Today Newt Gingrich announced a plan to let younger workers opt out of the current Social Security system and instead invest their payroll taxes in private investment accounts. In my view, that would be a move in the right direction. But in Gingrich's lexicon, doesn't it amount to "right-wing social engineering," the label he applied last spring to the Medicare proposal offered by House Budget Committee Chairman Paul Ryan (R-Wis.)? Ryan suggested converting Medicare into a premium support system that would help retirees pay for private insurance policies, which Gingrich said was a "radical" idea and "too big a jump." The former House speaker's spokesman later conceded "there is little daylight between Ryan and Gingrich" on Medicare.

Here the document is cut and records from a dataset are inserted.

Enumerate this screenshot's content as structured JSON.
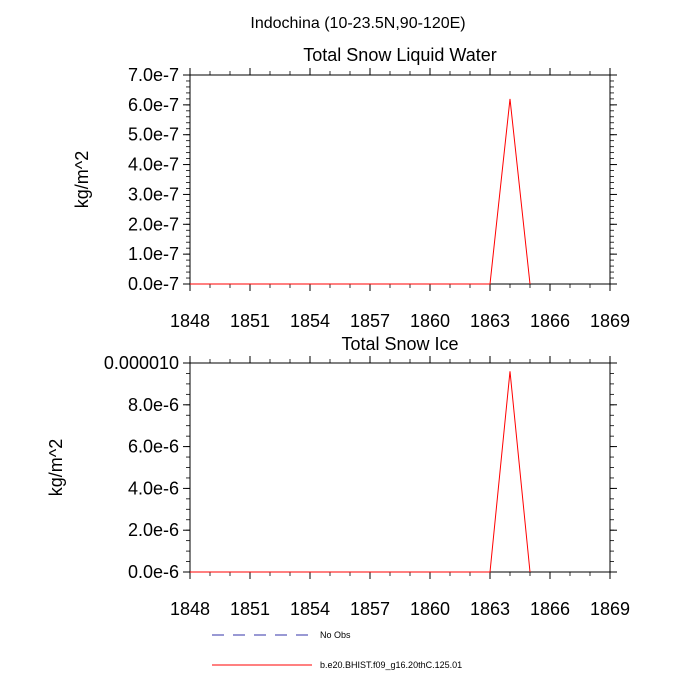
{
  "figure": {
    "title": "Indochina (10-23.5N,90-120E)"
  },
  "chart_data": [
    {
      "type": "line",
      "title": "Total Snow Liquid Water",
      "ylabel": "kg/m^2",
      "xlabel": "",
      "xlim": [
        1848,
        1869
      ],
      "xticks": [
        1848,
        1851,
        1854,
        1857,
        1860,
        1863,
        1866,
        1869
      ],
      "xtick_labels": [
        "1848",
        "1851",
        "1854",
        "1857",
        "1860",
        "1863",
        "1866",
        "1869"
      ],
      "ylim": [
        0,
        7e-07
      ],
      "yticks": [
        0,
        1e-07,
        2e-07,
        3e-07,
        4e-07,
        5e-07,
        6e-07,
        7e-07
      ],
      "ytick_labels": [
        "0.0e-7",
        "1.0e-7",
        "2.0e-7",
        "3.0e-7",
        "4.0e-7",
        "5.0e-7",
        "6.0e-7",
        "7.0e-7"
      ],
      "yminor_step": 2e-08,
      "xminor_step": 1,
      "grid": false,
      "series": [
        {
          "name": "b.e20.BHIST.f09_g16.20thC.125.01",
          "color": "#ff0000",
          "x": [
            1848,
            1849,
            1850,
            1851,
            1852,
            1853,
            1854,
            1855,
            1856,
            1857,
            1858,
            1859,
            1860,
            1861,
            1862,
            1863,
            1864,
            1865
          ],
          "values": [
            0,
            0,
            0,
            0,
            0,
            0,
            0,
            0,
            0,
            0,
            0,
            0,
            0,
            0,
            0,
            0,
            6.2e-07,
            0
          ]
        }
      ]
    },
    {
      "type": "line",
      "title": "Total Snow Ice",
      "ylabel": "kg/m^2",
      "xlabel": "",
      "xlim": [
        1848,
        1869
      ],
      "xticks": [
        1848,
        1851,
        1854,
        1857,
        1860,
        1863,
        1866,
        1869
      ],
      "xtick_labels": [
        "1848",
        "1851",
        "1854",
        "1857",
        "1860",
        "1863",
        "1866",
        "1869"
      ],
      "ylim": [
        0,
        1e-05
      ],
      "yticks": [
        0,
        2e-06,
        4e-06,
        6e-06,
        8e-06,
        1e-05
      ],
      "ytick_labels": [
        "0.0e-6",
        "2.0e-6",
        "4.0e-6",
        "6.0e-6",
        "8.0e-6",
        "0.000010"
      ],
      "yminor_step": 5e-07,
      "xminor_step": 1,
      "grid": false,
      "series": [
        {
          "name": "b.e20.BHIST.f09_g16.20thC.125.01",
          "color": "#ff0000",
          "x": [
            1848,
            1849,
            1850,
            1851,
            1852,
            1853,
            1854,
            1855,
            1856,
            1857,
            1858,
            1859,
            1860,
            1861,
            1862,
            1863,
            1864,
            1865
          ],
          "values": [
            0,
            0,
            0,
            0,
            0,
            0,
            0,
            0,
            0,
            0,
            0,
            0,
            0,
            0,
            0,
            0,
            9.6e-06,
            0
          ]
        }
      ]
    }
  ],
  "legend": {
    "placement": "bottom-center",
    "entries": [
      {
        "label": "No Obs",
        "color": "#3333aa",
        "style": "dashed"
      },
      {
        "label": "b.e20.BHIST.f09_g16.20thC.125.01",
        "color": "#ff0000",
        "style": "solid"
      }
    ]
  }
}
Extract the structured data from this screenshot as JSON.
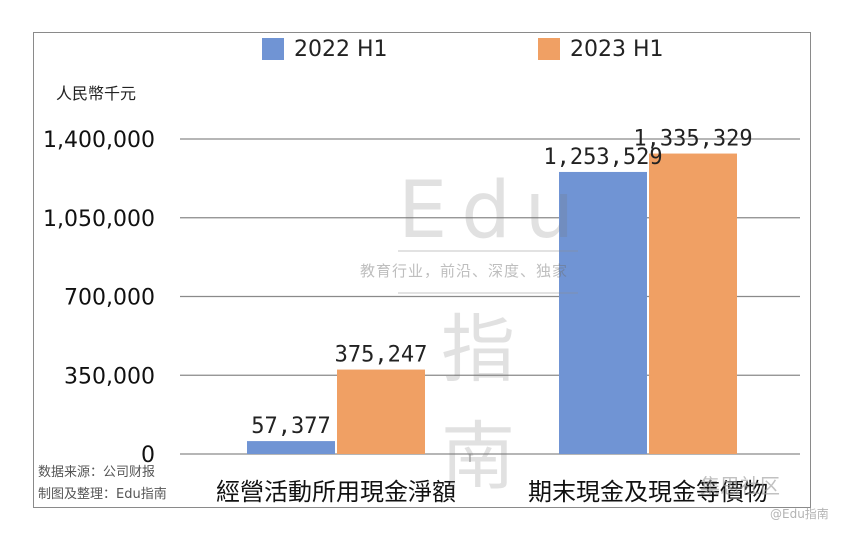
{
  "chart_data": {
    "type": "bar",
    "categories": [
      "經營活動所用現金淨額",
      "期末現金及現金等價物"
    ],
    "series": [
      {
        "name": "2022 H1",
        "values": [
          57377,
          1253529
        ]
      },
      {
        "name": "2023 H1",
        "values": [
          375247,
          1335329
        ]
      }
    ],
    "data_labels": [
      [
        "57,377",
        "1,253,529"
      ],
      [
        "375,247",
        "1,335,329"
      ]
    ],
    "title": "",
    "xlabel": "",
    "ylabel": "人民幣千元",
    "ylim": [
      0,
      1400000
    ],
    "yticks": [
      0,
      350000,
      700000,
      1050000,
      1400000
    ],
    "ytick_labels": [
      "0",
      "350,000",
      "700,000",
      "1,050,000",
      "1,400,000"
    ],
    "grid": true,
    "legend_position": "top"
  },
  "colors": {
    "series1": "#7094d4",
    "series2": "#f0a064",
    "grid": "#8a8a8a"
  },
  "source_note": [
    "数据来源：公司财报",
    "制图及整理：Edu指南"
  ],
  "watermark": {
    "main": "Edu",
    "tagline": "教育行业，前沿、深度、独家",
    "cn": "指南",
    "corner": "集思社区",
    "corner_sub": "@Edu指南"
  }
}
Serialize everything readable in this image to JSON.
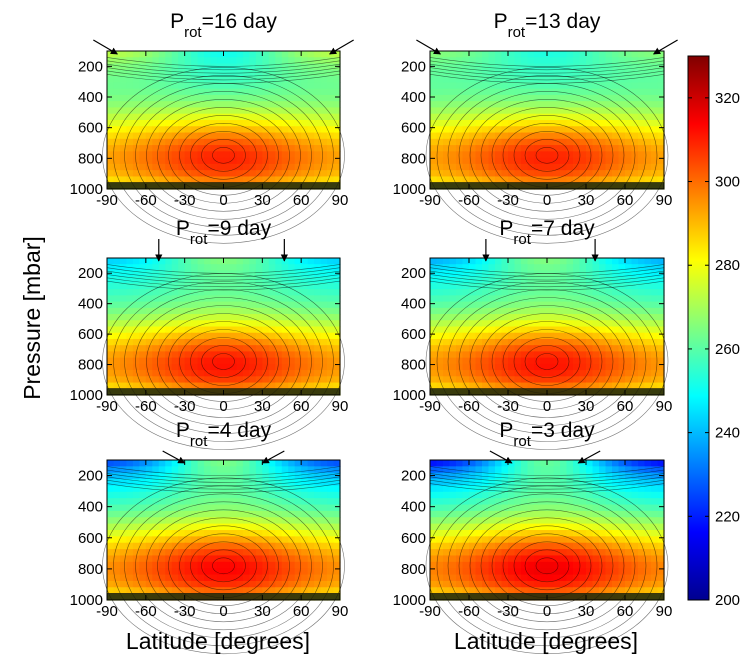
{
  "chart_data": {
    "type": "heatmap",
    "xlabel": "Latitude [degrees]",
    "ylabel": "Pressure [mbar]",
    "xlim": [
      -90,
      90
    ],
    "ylim": [
      1000,
      100
    ],
    "x_ticks": [
      -90,
      -60,
      -30,
      0,
      30,
      60,
      90
    ],
    "y_ticks": [
      200,
      400,
      600,
      800,
      1000
    ],
    "colorbar": {
      "min": 200,
      "max": 330,
      "ticks": [
        200,
        220,
        240,
        260,
        280,
        300,
        320
      ],
      "colormap": "jet"
    },
    "panels": [
      {
        "title_main": "P",
        "title_sub": "rot",
        "title_rest": "=16 day",
        "P_rot_days": 16,
        "T_peak": 310,
        "T_top_center": 250,
        "T_top_pole": 276,
        "arrow_latitudes": [
          -82,
          82
        ]
      },
      {
        "title_main": "P",
        "title_sub": "rot",
        "title_rest": "=13 day",
        "P_rot_days": 13,
        "T_peak": 310,
        "T_top_center": 252,
        "T_top_pole": 268,
        "arrow_latitudes": [
          -82,
          82
        ]
      },
      {
        "title_main": "P",
        "title_sub": "rot",
        "title_rest": "=9 day",
        "P_rot_days": 9,
        "T_peak": 312,
        "T_top_center": 266,
        "T_top_pole": 240,
        "arrow_latitudes": [
          -50,
          47
        ]
      },
      {
        "title_main": "P",
        "title_sub": "rot",
        "title_rest": "=7 day",
        "P_rot_days": 7,
        "T_peak": 312,
        "T_top_center": 266,
        "T_top_pole": 235,
        "arrow_latitudes": [
          -47,
          37
        ]
      },
      {
        "title_main": "P",
        "title_sub": "rot",
        "title_rest": "=4 day",
        "P_rot_days": 4,
        "T_peak": 314,
        "T_top_center": 265,
        "T_top_pole": 220,
        "arrow_latitudes": [
          -30,
          30
        ]
      },
      {
        "title_main": "P",
        "title_sub": "rot",
        "title_rest": "=3 day",
        "P_rot_days": 3,
        "T_peak": 316,
        "T_top_center": 262,
        "T_top_pole": 210,
        "arrow_latitudes": [
          -27,
          24
        ]
      }
    ]
  }
}
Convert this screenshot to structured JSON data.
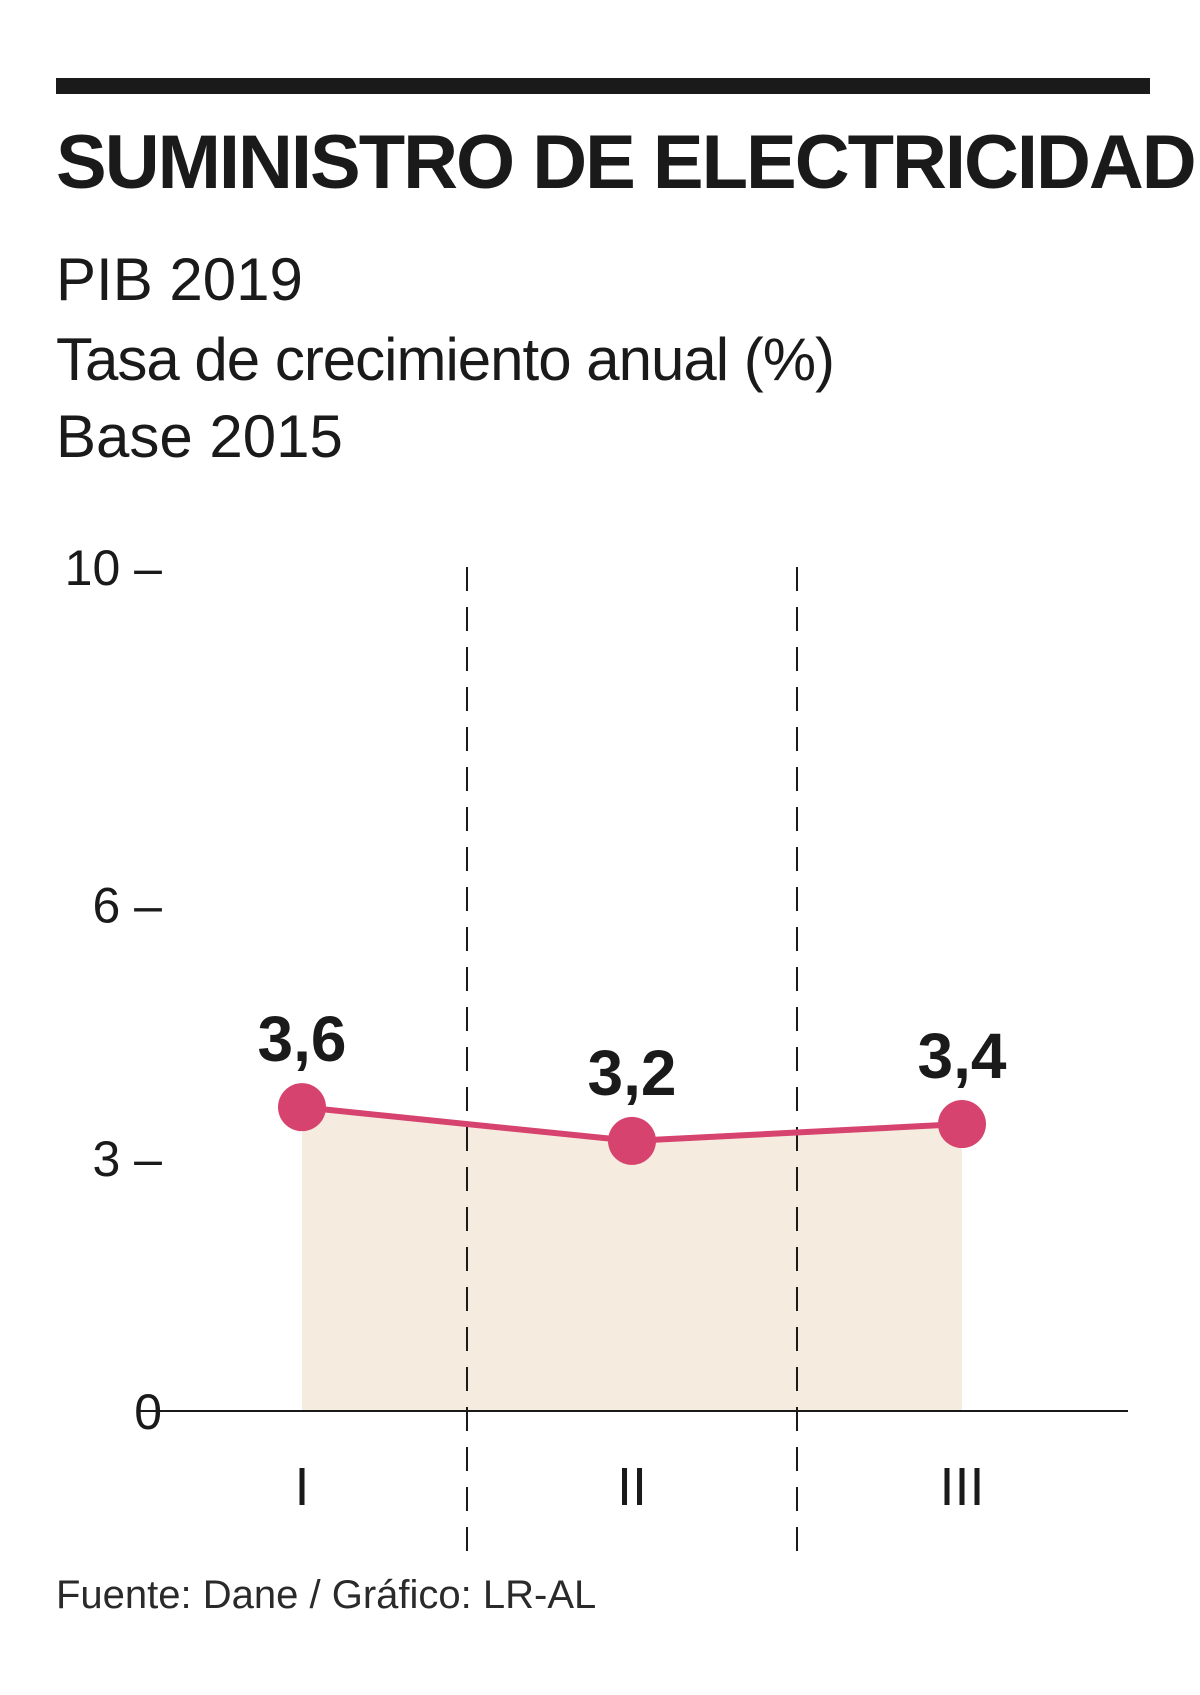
{
  "title": "SUMINISTRO DE ELECTRICIDAD",
  "subtitle": "PIB 2019",
  "description": "Tasa de crecimiento anual (%)",
  "base": "Base 2015",
  "source": "Fuente: Dane / Gráfico: LR-AL",
  "colors": {
    "line": "#d6436e",
    "area": "#f6ebdf",
    "text": "#1a1a1a"
  },
  "chart_data": {
    "type": "area",
    "title": "SUMINISTRO DE ELECTRICIDAD",
    "xlabel": "",
    "ylabel": "Tasa de crecimiento anual (%)",
    "categories": [
      "I",
      "II",
      "III"
    ],
    "values": [
      3.6,
      3.2,
      3.4
    ],
    "data_labels": [
      "3,6",
      "3,2",
      "3,4"
    ],
    "y_ticks": [
      0,
      3,
      6,
      10
    ],
    "y_tick_labels": [
      "0",
      "3 –",
      "6 –",
      "10 –"
    ],
    "ylim": [
      0,
      10
    ],
    "grid": "dashed vertical separators between quarters"
  }
}
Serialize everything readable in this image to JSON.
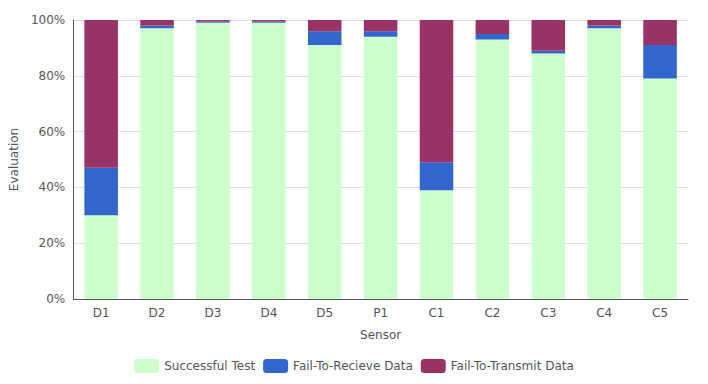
{
  "chart_data": {
    "type": "bar",
    "categories": [
      "D1",
      "D2",
      "D3",
      "D4",
      "D5",
      "P1",
      "C1",
      "C2",
      "C3",
      "C4",
      "C5"
    ],
    "series": [
      {
        "name": "Successful Test",
        "color": "#ccffcc",
        "values": [
          30,
          97,
          99,
          99,
          91,
          94,
          39,
          93,
          88,
          97,
          79
        ]
      },
      {
        "name": "Fail-To-Recieve Data",
        "color": "#3366cc",
        "values": [
          17,
          1,
          0.5,
          0.5,
          5,
          2,
          10,
          2,
          1,
          1,
          12
        ]
      },
      {
        "name": "Fail-To-Transmit Data",
        "color": "#993366",
        "values": [
          53,
          2,
          0.5,
          0.5,
          4,
          4,
          51,
          5,
          11,
          2,
          9
        ]
      }
    ],
    "xlabel": "Sensor",
    "ylabel": "Evaluation",
    "ylim": [
      0,
      100
    ],
    "yticks": [
      {
        "value": 0,
        "label": "0%"
      },
      {
        "value": 20,
        "label": "20%"
      },
      {
        "value": 40,
        "label": "40%"
      },
      {
        "value": 60,
        "label": "60%"
      },
      {
        "value": 80,
        "label": "80%"
      },
      {
        "value": 100,
        "label": "100%"
      }
    ],
    "grid": true,
    "stacked": true,
    "legend": "bottom"
  }
}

When the dust had cleared, Gingrich's only intelligible objection to Ryan's plan was that it did not include the option of staying with the current version of Medicare. Gingrich's Social Security plan would let workers stick with a defined government benefit, so on that score it is a smaller jump than Ryan's Medicare proposal. But it sounds more radical than George W. Bush's Social Security plan, which would have let people invest only part of their payroll taxes. In any case, as the criticism of Gingrich's privatization plan floods in, he may regret identifying reforms that offer people more options and more control over their money as "social engineering."
Addendum: Gingrich also called for replacing school janitors with students, one example of the "extraordinarily radical proposals to fundamentally change the culture of poverty in America" that he plans to push. So now radical is good?